Limits of Narrow Artificial Intelligence

In Judea Pearl’s The Book of Why he introduces the following cartoon, where he helpfully pictures a robot (representing Narrow Artificial Intelligence as of now — including AlphaGo) in the first rung of a ‘causation’ ladder.

His argument against NAI can be boiled down to:

a full causal model is a form of prior knowledge that you have to add to your analysis in order to get answers to causal questions without actually carrying out interventions. Reasoning with data alone won’t be able to give you this. [source]

This [blog] explains in further detail the inability of ‘data alone’ that allows you to develop causal models.

In Finance, developing causal models are our bread and butter:

  • Are the Italian politics driving higher yields ?
  • What is the effect of the Trump election in the Stock Market ?
  • What is the impact of higher gasoline prices on Inflation and the Fed ?

And Pearl just showed that data alone cannot be used to automatically build these models ! Because Robots (today) do not have ‘prior’ knowledge nor the ability to perform randomized control test they cannot answer this questions.

Another example: Statisticians are very familiar with the idea of ‘spurious correlations’ and there is even a site that collects several ridiculous ones (like Letters in Winning words of Scripps National spelling Bee and Number of people killed by venomous spiders).

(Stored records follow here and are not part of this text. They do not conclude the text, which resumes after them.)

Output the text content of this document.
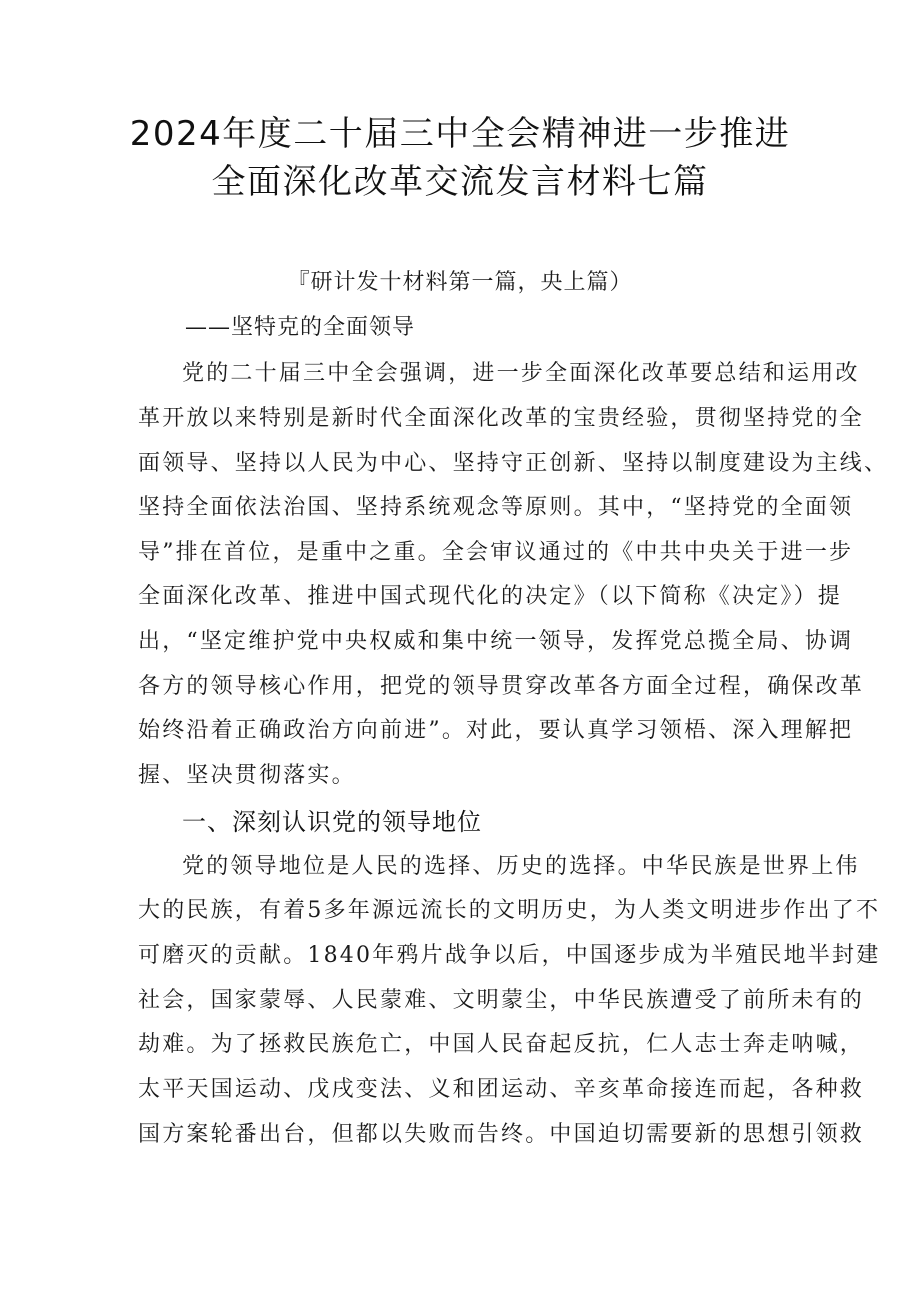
2024年度二十届三中全会精神进一步推进
全面深化改革交流发言材料七篇
『研计发十材料第一篇，央上篇）
——坚特克的全面领导
党的二十届三中全会强调，进一步全面深化改革要总结和运用改
革开放以来特别是新时代全面深化改革的宝贵经验，贯彻坚持党的全
面领导、坚持以人民为中心、坚持守正创新、坚持以制度建设为主线、
坚持全面依法治国、坚持系统观念等原则。其中，“坚持党的全面领
导”排在首位，是重中之重。全会审议通过的《中共中央关于进一步
全面深化改革、推进中国式现代化的决定》（以下简称《决定》）提
出，“坚定维护党中央权威和集中统一领导，发挥党总揽全局、协调
各方的领导核心作用，把党的领导贯穿改革各方面全过程，确保改革
始终沿着正确政治方向前进”。对此，要认真学习领梧、深入理解把
握、坚决贯彻落实。
一、深刻认识党的领导地位
党的领导地位是人民的选择、历史的选择。中华民族是世界上伟
大的民族，有着5多年源远流长的文明历史，为人类文明进步作出了不
可磨灭的贡献。1840年鸦片战争以后，中国逐步成为半殖民地半封建
社会，国家蒙辱、人民蒙难、文明蒙尘，中华民族遭受了前所未有的
劫难。为了拯救民族危亡，中国人民奋起反抗，仁人志士奔走呐喊，
太平天国运动、戊戌变法、义和团运动、辛亥革命接连而起，各种救
国方案轮番出台，但都以失败而告终。中国迫切需要新的思想引领救
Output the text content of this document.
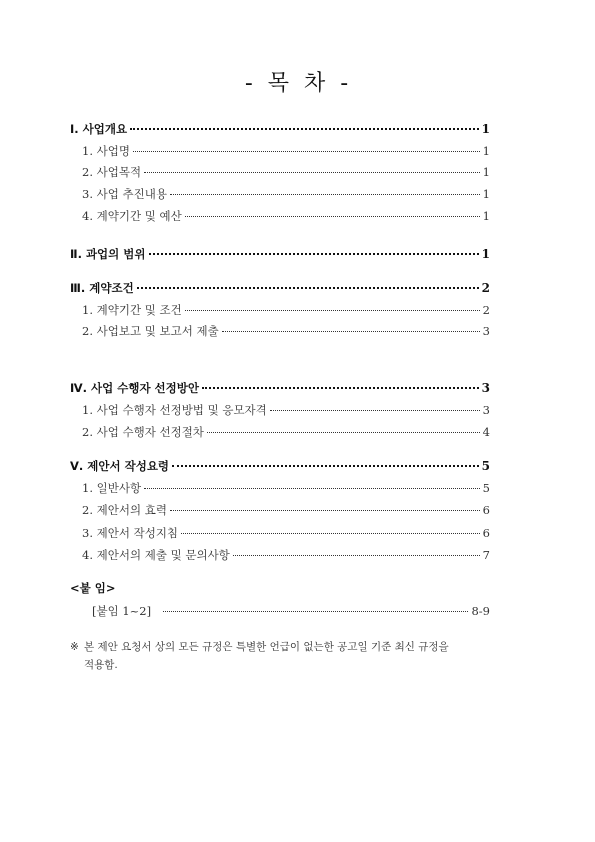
- 목 차 -
Ⅰ. 사업개요	1
1. 사업명	1
2. 사업목적	1
3. 사업 추진내용	1
4. 계약기간 및 예산	1
Ⅱ. 과업의 범위	1
Ⅲ. 계약조건	2
1. 계약기간 및 조건	2
2. 사업보고 및 보고서 제출	3
Ⅳ. 사업 수행자 선정방안	3
1. 사업 수행자 선정방법 및 응모자격	3
2. 사업 수행자 선정절차	4
Ⅴ. 제안서 작성요령	5
1. 일반사항	5
2. 제안서의 효력	6
3. 제안서 작성지침	6
4. 제안서의 제출 및 문의사항	7
[붙임 1~2]	8-9
<붙 임>
※ 본 제안 요청서 상의 모든 규정은 특별한 언급이 없는한 공고일 기준 최신 규정을
적용함.
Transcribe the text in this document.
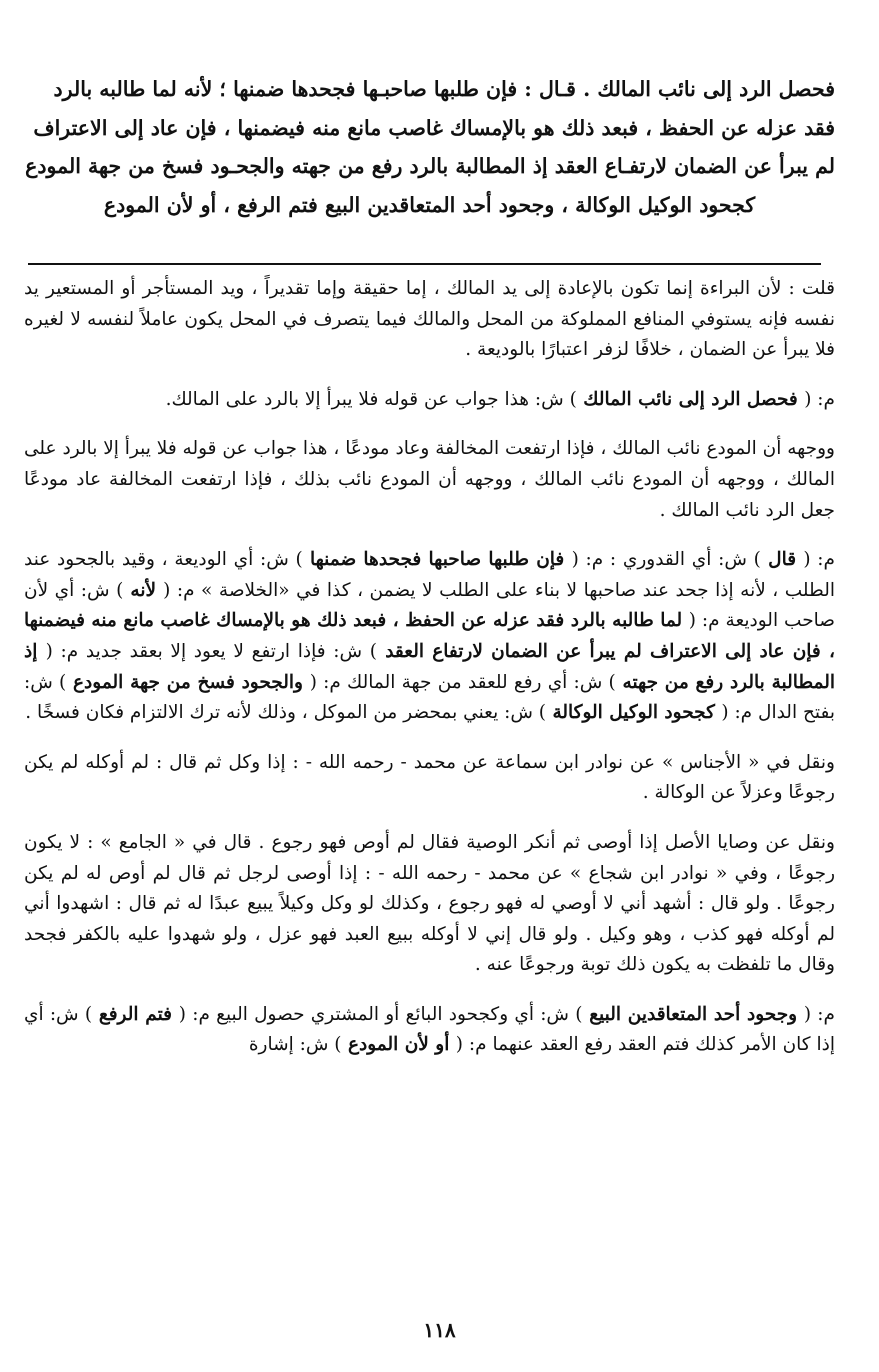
فحصل الرد إلى نائب المالك . قـال : فإن طلبها صاحبـها فجحدها ضمنها ؛ لأنه لما طالبه بالرد
فقد عزله عن الحفظ ، فبعد ذلك هو بالإمساك غاصب مانع منه فيضمنها ، فإن عاد إلى الاعتراف
لم يبرأ عن الضمان لارتفـاع العقد إذ المطالبة بالرد رفع من جهته والجحـود فسخ من جهة المودع
كجحود الوكيل الوكالة ، وجحود أحد المتعاقدين البيع فتم الرفع ، أو لأن المودع

قلت : لأن البراءة إنما تكون بالإعادة إلى يد المالك ، إما حقيقة وإما تقديراً ، ويد المستأجر أو المستعير يد نفسه فإنه يستوفي المنافع المملوكة من المحل والمالك فيما يتصرف في المحل يكون عاملاً لنفسه لا لغيره فلا يبرأ عن الضمان ، خلافًا لزفر اعتبارًا بالوديعة .

م: ( فحصل الرد إلى نائب المالك ) ش: هذا جواب عن قوله فلا يبرأ إلا بالرد على المالك.

ووجهه أن المودع نائب المالك ، فإذا ارتفعت المخالفة وعاد مودعًا ، هذا جواب عن قوله فلا يبرأ إلا بالرد على المالك ، ووجهه أن المودع نائب المالك ، ووجهه أن المودع نائب بذلك ، فإذا ارتفعت المخالفة عاد مودعًا جعل الرد نائب المالك .

م: ( قال ) ش: أي القدوري : م: ( فإن طلبها صاحبها فجحدها ضمنها ) ش: أي الوديعة ، وقيد بالجحود عند الطلب ، لأنه إذا جحد عند صاحبها لا بناء على الطلب لا يضمن ، كذا في «الخلاصة » م: ( لأنه ) ش: أي لأن صاحب الوديعة م: ( لما طالبه بالرد فقد عزله عن الحفظ ، فبعد ذلك هو بالإمساك غاصب مانع منه فيضمنها ، فإن عاد إلى الاعتراف لم يبرأ عن الضمان لارتفاع العقد ) ش: فإذا ارتفع لا يعود إلا بعقد جديد م: ( إذ المطالبة بالرد رفع من جهته ) ش: أي رفع للعقد من جهة المالك م: ( والجحود فسخ من جهة المودع ) ش: بفتح الدال م: ( كجحود الوكيل الوكالة ) ش: يعني بمحضر من الموكل ، وذلك لأنه ترك الالتزام فكان فسخًا .

ونقل في « الأجناس » عن نوادر ابن سماعة عن محمد - رحمه الله - : إذا وكل ثم قال : لم أوكله لم يكن رجوعًا وعزلاً عن الوكالة .

ونقل عن وصايا الأصل إذا أوصى ثم أنكر الوصية فقال لم أوص فهو رجوع . قال في « الجامع » : لا يكون رجوعًا ، وفي « نوادر ابن شجاع » عن محمد - رحمه الله - : إذا أوصى لرجل ثم قال لم أوص له لم يكن رجوعًا . ولو قال : أشهد أني لا أوصي له فهو رجوع ، وكذلك لو وكل وكيلاً يبيع عبدًا له ثم قال : اشهدوا أني لم أوكله فهو كذب ، وهو وكيل . ولو قال إني لا أوكله ببيع العبد فهو عزل ، ولو شهدوا عليه بالكفر فجحد وقال ما تلفظت به يكون ذلك توبة ورجوعًا عنه .

م: ( وجحود أحد المتعاقدين البيع ) ش: أي وكجحود البائع أو المشتري حصول البيع م: ( فتم الرفع ) ش: أي إذا كان الأمر كذلك فتم العقد رفع العقد عنهما م: ( أو لأن المودع ) ش: إشارة

١١٨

We find it funny because we have ‘prior’ knowledge that spiders do not care at all of how many letters there are in spelling contest words, but a robot not only lacks this knowledge, it is unable to deduce it from the data (with current hyped techniques — in fact this is a hot area of research).

The final nail in the coffin for all this ‘creativity’ talk is the last rung of the ladder: Imagination. Once we see up close the algorithm mechanism to ‘create’ images and written text, you notice that there are new concepts are not being generated. The Lion-Man (the oldest known animal-shaped sculpture in the world) which famously imagined something not found in nature is hailed as differentiator between humans and Neanderthals (notice the 2nd rung on the causality ladder — the Neanderthal stops there)

What can Financial Professionals do that (N)AI can’t ?

Hence, financial analysts that can think like Neanderthals and climb to the second rung of the ladder of causation):

  • develop cause-effect economic models,
  • identify the hidden mechanisms that can impact a variable,
  • understanding the impact of the variables on a new financial instrument,

will still be employable, bat above all will have to sort out the and explain the outputs when the AI techniques are used to sift through mountains of data.

But to be safer, the financial analyst should be able to climb to the third rung of the ladder — working on projects that require imagination:

  • imagining new scenarios (both positive or negative), the ‘black swans’
  • developing new financial instruments,

this professional would be reaching the 3rd level — gaining over Neanderthal professionals.